Je vise la brièveté pour cet article, car le livre dont il est question ici se dévore littéralement. Je n’ai donc pas l’ambition de le décrire en long et en large. Cet ouvrage m’apparaît important dans une ère, et on l’a déjà dit et redit, où la perfection standardisée du corps des femmes (voir de la femme) est le modèle proposé. Je vous suggère de lire ce récit avec sensibilité.
Lynda Dion se présente
Lynda Dion : femme adulte, blanche, occidentale et grosse. Surtout grosse.
C’est à travers ce mot, tantôt insulte, tantôt simple constat, que Lynda Dion planchera pour créer cette autofiction prenante. Elle amène le lecteur dans ses pensées les plus sombres, dans ses soirées de gourmandise aux allures d’autopunition, dans ses rencontres chez le psy et même en plein cœur de son processus littéraire dont le roman lui-même est l’aboutissement.
L’impression qui se dégage de la plume autant que de la mise en forme du récit, à savoir une prose dépourvue de ponctuation et séparée en petits paragraphes, est de lire le journal intime de l’écrivaine. Ce regard excessivement proche du quotidien de Lynda Dion ne la rend jamais pathétique. Je n’ai pas non plus vu poindre à l’intérieur de moi de la pitié. Plutôt, je me suis surprise à m’imprégner de sa colère et à m’inquiéter des discours ambiants autour de la grosseur.
Son corps devient viande : il est disséqué, senti, mangé. Elle se dégoûte, son regard sur elle-même est impitoyable et froid. C’est désarmant.
mais il y a pire encore que le mal de cœur
la honte patchée sur la peau c’est elle le poison c’est elle qui prend les commandes ouvre les vannes condamne encourage assassine confirme paralyse broie enterre
Évidemment, j’ai été inspirée à me questionner sur mon propre rapport à mon corps. Sans vivre moi-même la relation que Lynda Dion entretient avec le sien, j’ai mieux saisi l’espace occupé par mon corps, et surtout, comment moi j’occupe ce corps.

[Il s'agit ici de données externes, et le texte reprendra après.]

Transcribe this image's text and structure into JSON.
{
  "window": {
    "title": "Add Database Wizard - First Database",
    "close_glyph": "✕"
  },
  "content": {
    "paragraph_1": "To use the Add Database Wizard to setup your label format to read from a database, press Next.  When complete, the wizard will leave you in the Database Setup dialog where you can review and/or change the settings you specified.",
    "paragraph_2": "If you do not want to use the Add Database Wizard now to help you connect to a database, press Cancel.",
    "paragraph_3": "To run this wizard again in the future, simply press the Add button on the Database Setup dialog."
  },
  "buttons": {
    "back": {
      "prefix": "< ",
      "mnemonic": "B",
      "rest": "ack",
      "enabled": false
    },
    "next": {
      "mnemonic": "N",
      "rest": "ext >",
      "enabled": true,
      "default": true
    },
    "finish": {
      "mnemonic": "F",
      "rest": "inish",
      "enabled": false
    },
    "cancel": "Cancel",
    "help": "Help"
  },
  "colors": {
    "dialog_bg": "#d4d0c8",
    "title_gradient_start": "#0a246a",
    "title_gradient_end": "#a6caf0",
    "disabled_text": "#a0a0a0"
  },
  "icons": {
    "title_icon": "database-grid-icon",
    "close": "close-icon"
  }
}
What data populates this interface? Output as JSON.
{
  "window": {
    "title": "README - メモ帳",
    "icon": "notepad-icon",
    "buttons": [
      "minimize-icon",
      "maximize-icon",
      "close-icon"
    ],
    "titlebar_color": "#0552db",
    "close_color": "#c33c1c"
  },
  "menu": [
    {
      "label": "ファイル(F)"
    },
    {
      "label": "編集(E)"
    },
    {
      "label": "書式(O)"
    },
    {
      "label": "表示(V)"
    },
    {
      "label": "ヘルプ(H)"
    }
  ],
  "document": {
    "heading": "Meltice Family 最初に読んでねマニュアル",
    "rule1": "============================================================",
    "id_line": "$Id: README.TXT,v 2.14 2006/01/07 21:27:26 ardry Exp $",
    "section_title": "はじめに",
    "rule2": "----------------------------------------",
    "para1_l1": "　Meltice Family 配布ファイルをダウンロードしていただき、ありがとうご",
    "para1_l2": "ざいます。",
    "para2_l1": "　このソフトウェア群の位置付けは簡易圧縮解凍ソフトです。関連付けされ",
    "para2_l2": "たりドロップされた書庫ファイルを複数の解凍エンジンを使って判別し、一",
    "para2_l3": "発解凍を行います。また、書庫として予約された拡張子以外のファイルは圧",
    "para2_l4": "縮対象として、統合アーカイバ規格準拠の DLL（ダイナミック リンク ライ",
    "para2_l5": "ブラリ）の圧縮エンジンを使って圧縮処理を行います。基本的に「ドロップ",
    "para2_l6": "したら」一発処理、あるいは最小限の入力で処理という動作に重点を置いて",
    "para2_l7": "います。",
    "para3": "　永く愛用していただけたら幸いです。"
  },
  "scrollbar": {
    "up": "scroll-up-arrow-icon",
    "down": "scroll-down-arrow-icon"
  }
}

Huit chapitres séparent le roman, tous introduits par un dessin original de l’autrice, où elle se représente elle-même au fusain comme une géante, toujours dans des situations complexées et glauques.
Un mur qui éclate
La vie quand on s’identifie comme grosse se passe derrière un mur parallèle, car ce discours est en général assez absent. Lire Grosse, c’est foncer à toute vitesse dans ce mur. Il explose, et il en jaillit un torrent d’angoisses et de vérités propres à l’autrice, mais avec un potentiel certain d’identification chez beaucoup d’autres qui se battent contre leur propre corps.
l’ostie de grosse vache se meurt d’envie d’expulser sa colère dans un grand flot de phrases détachées rompre les cordons par lesquels l’ennemi grimpe et prolifère comme la peste
la perfection est une exigence meurtrière qui empile ses cadavres dans le garage
J’ai perdu le souvenir d’un livre qui m’avait autant « j’té à terre » de la sorte.
Et vous, quel est le dernier livre coup de poing que vous avez lu?